Do you recommend or perform Metal Implants?

This is also a very controversial topic regarding the concerns with any metal in the mouth. Some individuals with robust systems and health do not appear to have any adverse reaction to metal or other toxic substances, yet others can trace a downhill spiral of their health and vitality shortly after metal fillings, metal implants, root canal therapy etc. and many professionals do not see any relationship between oral and whole body health. It would seem to be another common sense answer that suggests if there is a healthier alternative, it is best to choose a healthier preventative approach.

What is your training and knowledge of nutrition and do you understand of the uniqueness of each patient and are you open to working with other practitioners who are able to help me with protocols, procedures and monitoring of progress?

This would tell me of the dentist's knowledge and relationships with other practitioners and of whole body care and his commitment to my recovery if I am struggling with my health and/or my desire to provide the best possible foundation for health in the future.
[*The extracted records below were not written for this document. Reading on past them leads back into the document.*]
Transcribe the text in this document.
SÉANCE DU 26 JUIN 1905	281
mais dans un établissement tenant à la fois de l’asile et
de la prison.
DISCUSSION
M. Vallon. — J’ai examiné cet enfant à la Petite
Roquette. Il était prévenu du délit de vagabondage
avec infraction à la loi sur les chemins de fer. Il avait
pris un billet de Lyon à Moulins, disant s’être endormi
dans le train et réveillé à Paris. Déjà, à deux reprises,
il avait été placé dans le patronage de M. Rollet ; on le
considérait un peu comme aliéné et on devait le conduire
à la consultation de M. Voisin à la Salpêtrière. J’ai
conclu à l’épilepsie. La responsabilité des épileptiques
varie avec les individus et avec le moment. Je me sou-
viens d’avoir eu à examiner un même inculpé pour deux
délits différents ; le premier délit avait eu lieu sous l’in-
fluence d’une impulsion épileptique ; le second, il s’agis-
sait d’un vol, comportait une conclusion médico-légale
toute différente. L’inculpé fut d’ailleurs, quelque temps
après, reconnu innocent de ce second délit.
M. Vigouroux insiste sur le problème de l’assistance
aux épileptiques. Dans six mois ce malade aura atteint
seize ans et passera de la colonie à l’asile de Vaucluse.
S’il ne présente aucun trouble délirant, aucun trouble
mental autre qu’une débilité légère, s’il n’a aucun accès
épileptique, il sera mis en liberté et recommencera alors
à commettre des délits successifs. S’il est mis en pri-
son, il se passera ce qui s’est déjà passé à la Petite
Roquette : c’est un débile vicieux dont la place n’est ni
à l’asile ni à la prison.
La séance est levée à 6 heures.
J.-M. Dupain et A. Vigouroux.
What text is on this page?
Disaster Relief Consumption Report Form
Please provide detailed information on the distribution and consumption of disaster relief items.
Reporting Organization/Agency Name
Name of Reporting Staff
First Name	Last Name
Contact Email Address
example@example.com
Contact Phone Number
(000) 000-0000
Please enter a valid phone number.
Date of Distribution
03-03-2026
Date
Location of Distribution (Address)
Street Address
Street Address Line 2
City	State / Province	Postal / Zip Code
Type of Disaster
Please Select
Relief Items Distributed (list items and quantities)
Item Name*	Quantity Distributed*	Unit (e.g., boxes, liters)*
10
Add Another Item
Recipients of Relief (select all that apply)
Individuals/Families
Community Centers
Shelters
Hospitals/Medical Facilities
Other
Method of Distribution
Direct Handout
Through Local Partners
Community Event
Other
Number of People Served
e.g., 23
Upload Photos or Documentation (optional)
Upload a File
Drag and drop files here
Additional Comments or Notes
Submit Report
Do you keep in touch with your patients and follow up on their progress?

This would tell me of the dentist's true interest in me personally and in my long term care and successful results.

Do you recommend that I follow up with a health care practitioner and document my progress and report back to you?

I want a dentist who demonstrates true interest in; clinical research, learning more, a connection with other health care practitioners and in my long term care.